Holy week begins, and it is the holiest week of the year. This week brings us into the heart of the mystery of suffering. A mystery, in theology, is something that is knowable or intelligible, but it is inexhaustible. It is infinitely knowable, which means it can be understood more and more, but without end. And the reason that suffering is a mystery is that God, who is the unutterable mystery, joined a human nature to himself and in doing so entered into human suffering. He joined us in our suffering, out of love for us; for if we truly love someone, we do not allow them to suffer alone. Their suffering causes us great sorrow, and so we long to join them in their suffering. And our suffering causes God a sorrow that is greater than we can possibly conceive - for God is Love -, and this sorrow is visible in the life of Christ, who is the Word of the Father, who is everything that the Father can say about himself. This divine sorrow is visible in his passion and death. Christ came to enter into human suffering so that we may always find him in the midst of our own darkness. And we do find him, if we look for him there. Even if we don't find him there at the time of our deepest suffering, we will see him in retrospect, if we look hard enough.
I have been through some difficult times in my own life, as have you all.

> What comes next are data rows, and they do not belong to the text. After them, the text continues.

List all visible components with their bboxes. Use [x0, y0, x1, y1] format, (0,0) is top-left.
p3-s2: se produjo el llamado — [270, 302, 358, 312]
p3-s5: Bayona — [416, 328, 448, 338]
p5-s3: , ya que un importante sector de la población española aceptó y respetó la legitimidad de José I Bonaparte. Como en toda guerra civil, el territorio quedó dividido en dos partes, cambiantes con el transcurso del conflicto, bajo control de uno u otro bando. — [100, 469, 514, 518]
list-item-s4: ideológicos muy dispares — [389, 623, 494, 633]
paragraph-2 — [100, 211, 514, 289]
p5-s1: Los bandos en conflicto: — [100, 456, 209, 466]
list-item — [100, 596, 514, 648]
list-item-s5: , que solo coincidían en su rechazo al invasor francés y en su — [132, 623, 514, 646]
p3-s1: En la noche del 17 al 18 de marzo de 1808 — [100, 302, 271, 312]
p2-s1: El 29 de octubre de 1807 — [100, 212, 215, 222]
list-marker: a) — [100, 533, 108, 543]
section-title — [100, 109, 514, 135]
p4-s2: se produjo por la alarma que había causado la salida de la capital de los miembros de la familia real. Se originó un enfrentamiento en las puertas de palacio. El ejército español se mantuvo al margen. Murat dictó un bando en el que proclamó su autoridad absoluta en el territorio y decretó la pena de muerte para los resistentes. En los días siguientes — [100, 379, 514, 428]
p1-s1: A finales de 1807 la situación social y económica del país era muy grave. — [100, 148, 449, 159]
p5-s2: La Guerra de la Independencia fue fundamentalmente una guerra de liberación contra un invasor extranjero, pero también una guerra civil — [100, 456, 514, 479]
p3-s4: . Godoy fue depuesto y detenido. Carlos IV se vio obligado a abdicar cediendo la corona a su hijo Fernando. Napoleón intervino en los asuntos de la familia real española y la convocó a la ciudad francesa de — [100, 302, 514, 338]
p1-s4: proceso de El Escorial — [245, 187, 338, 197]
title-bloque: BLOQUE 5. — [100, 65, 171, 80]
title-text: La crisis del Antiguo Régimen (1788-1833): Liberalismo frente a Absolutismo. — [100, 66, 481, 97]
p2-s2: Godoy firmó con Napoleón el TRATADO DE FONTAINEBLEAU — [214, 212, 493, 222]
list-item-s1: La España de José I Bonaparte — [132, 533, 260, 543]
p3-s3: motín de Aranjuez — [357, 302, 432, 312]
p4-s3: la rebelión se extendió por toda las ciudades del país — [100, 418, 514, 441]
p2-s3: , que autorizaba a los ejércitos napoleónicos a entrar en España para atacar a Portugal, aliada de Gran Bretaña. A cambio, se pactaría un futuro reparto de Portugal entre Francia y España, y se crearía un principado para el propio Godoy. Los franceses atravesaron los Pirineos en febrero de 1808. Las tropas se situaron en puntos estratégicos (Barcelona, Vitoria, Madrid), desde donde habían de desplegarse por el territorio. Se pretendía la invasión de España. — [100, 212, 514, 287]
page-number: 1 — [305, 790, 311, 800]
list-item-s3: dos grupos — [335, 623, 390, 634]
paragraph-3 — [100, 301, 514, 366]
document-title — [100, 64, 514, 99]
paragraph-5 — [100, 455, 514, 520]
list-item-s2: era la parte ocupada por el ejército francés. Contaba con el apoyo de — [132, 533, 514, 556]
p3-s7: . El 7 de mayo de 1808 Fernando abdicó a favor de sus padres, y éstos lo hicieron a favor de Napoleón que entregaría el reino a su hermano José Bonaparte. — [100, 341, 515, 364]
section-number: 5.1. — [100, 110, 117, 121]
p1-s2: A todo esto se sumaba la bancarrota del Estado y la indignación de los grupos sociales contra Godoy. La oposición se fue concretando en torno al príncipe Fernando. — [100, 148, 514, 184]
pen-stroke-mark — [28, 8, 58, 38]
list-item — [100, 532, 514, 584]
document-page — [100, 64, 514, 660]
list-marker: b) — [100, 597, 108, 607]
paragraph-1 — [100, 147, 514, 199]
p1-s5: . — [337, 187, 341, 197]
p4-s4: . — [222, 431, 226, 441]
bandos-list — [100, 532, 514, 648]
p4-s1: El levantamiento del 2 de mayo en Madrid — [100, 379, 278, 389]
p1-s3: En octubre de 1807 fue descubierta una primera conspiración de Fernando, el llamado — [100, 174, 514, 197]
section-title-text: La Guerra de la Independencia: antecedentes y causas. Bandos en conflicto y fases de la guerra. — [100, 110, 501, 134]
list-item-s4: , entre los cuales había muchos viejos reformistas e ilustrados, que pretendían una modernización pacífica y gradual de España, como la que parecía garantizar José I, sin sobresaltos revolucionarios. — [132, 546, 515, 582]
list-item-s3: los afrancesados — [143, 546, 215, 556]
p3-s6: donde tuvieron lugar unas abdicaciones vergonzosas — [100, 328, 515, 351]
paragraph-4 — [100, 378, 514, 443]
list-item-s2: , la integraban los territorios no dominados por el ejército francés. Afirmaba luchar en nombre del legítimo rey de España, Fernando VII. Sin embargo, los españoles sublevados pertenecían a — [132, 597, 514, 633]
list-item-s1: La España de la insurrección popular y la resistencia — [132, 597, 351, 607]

Many of you have endured worse than I have, but I've had my share of situations that were unjust and frustrating, and they gave rise to a justified anger. I had no explanation for it at the time, however, the anger was there and it was real. But one Sunday after Mass, I was approached by an older man who wanted to talk, and this was a man who suffered far more than I did, and had been carrying so much more anger than I had been carrying. I soon realized that if I had not been suffering as I was at the time and had not the wounds from which that anger arose in me, I would not have been able to listen to him, to hear him, to understand him. I would not have been able to connect with him, and he would have been left in his sorrow, to endure it by himself, because he would know at the deepest level that I was not there with him in his own suffering. But I was there with him to some extent, because I had experienced something similar. And because he was heard, because he was understood, he experienced a degree of healing. You could say my wounds helped bring him healing, even though his suffering and wounds were greater than mine.
And that's what St. Peter meant when he wrote: "By his wounds we have been healed". Christ's wounds heal us. If our wounds help to heal others, it is only because they are a sharing in his wounds. He knows our suffering because he's endured worse, and he is God, and God is not supposed to suffer. But he does. And he chose to suffer with us and in us, imparting to our suffering life-giving power. We never suffer alone, and we will discover, if we have not already, that we have never suffered alone. Suffering and even death will not have the final word over your life or my life, because Christ entered into it and he rose from the dead. At the end of our sufferings will be the fullness of eternal life, and an eternal friendship with him who loved us so much that he drew close to us.